According to a recent article published in Vancouver’s Chinese-language newspaper Ming Pao,
According to a recent article published in Vancouver’s Chinese-language newspaper Ming Pao, the main group that is feeding this year’s 70-per-cent jump in sales of homes over $4-million in Greater Vancouver (according to the latest Sotheby’s Realty report) are second-generation Chinese, or immigrants who have already established themselves here.
Since the federal investor program that allowed immigration with an $800,000-plus investment ended in 2010, the new buying class is market-savvy, with a taste for contemporary design. And they – say industry experts – are the main reason the luxury-home market in Vancouver is recovering much faster than the overall housing market.

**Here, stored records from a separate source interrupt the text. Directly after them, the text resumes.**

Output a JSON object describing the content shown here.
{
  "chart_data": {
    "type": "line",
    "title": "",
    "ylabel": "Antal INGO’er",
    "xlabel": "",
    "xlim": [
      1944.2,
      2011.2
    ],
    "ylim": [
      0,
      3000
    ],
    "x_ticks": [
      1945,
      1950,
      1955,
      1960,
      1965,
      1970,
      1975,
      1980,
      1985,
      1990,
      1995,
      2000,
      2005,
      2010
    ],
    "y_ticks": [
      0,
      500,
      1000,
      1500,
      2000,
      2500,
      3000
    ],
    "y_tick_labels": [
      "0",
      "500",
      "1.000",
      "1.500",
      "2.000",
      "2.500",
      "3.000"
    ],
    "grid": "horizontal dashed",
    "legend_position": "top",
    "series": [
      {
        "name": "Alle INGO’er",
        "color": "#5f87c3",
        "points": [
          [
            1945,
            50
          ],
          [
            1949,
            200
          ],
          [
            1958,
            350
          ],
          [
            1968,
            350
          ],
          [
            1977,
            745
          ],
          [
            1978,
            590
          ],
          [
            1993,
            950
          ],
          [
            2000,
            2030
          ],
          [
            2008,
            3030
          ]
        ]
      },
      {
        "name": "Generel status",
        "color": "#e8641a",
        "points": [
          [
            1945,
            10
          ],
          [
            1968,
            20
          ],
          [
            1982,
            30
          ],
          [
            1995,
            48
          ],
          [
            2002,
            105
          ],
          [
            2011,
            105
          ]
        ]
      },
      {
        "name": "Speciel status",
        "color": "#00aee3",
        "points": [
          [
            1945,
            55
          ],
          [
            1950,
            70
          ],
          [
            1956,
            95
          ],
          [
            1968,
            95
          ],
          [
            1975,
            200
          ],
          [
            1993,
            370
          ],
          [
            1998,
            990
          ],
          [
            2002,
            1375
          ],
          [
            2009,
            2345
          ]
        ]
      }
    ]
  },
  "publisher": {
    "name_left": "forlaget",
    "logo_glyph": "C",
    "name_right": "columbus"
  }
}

According to Greg Lowe, the organizer of the tour and a real-estate marketer at Luxuryhomes.com, the key to attracting Asian buyers lies in the design of the building. Based on the traditional courtyard house model, Chinese families prefer to have several bedrooms all on one level, rather than on different levels, and each bedroom with its own bathroom.
“It’s the antithesis of the traditional boomer design,” he says, as the bus leaves Vancouver’s West Side and heads to the North Shore, “with the master bedroom on the top floor, the living room on the main and the children’s bedrooms in the basement.” He mentions some friends who are having trouble downsizing from just such a house in West Vancouver, a popular area for Asian buyers because of its larger lots – due to its design.
While many newly arrived Chinese immigrants might well be able to afford luxury homes, the amount of money they can take out of the country is limited by the Chinese government. So those who have been here for at least three or four years, and increasingly their children, are the ones driving the luxury-home market revival.
Mr. Lowe says Vancouver is one of five North American cities – the others being New York, San Francisco, Toronto and Miami – where Chinese buyers are purchasing luxury homes.
But when it comes to buying luxury homes, the devil is in the details.
“I could never sell this house to a Chinese buyer,” says Sharon Lum, a second-generation Chinese Canadian (who grew up speaking Cantonese, but perfected her Mandarin as a realtor), as we walk through the next house on our itinerary. At first glance, the Mathers Avenue “mansion” with neo-classical pillars and grand entranceway seems more “Russian oligarch” than “new Asian buyer.”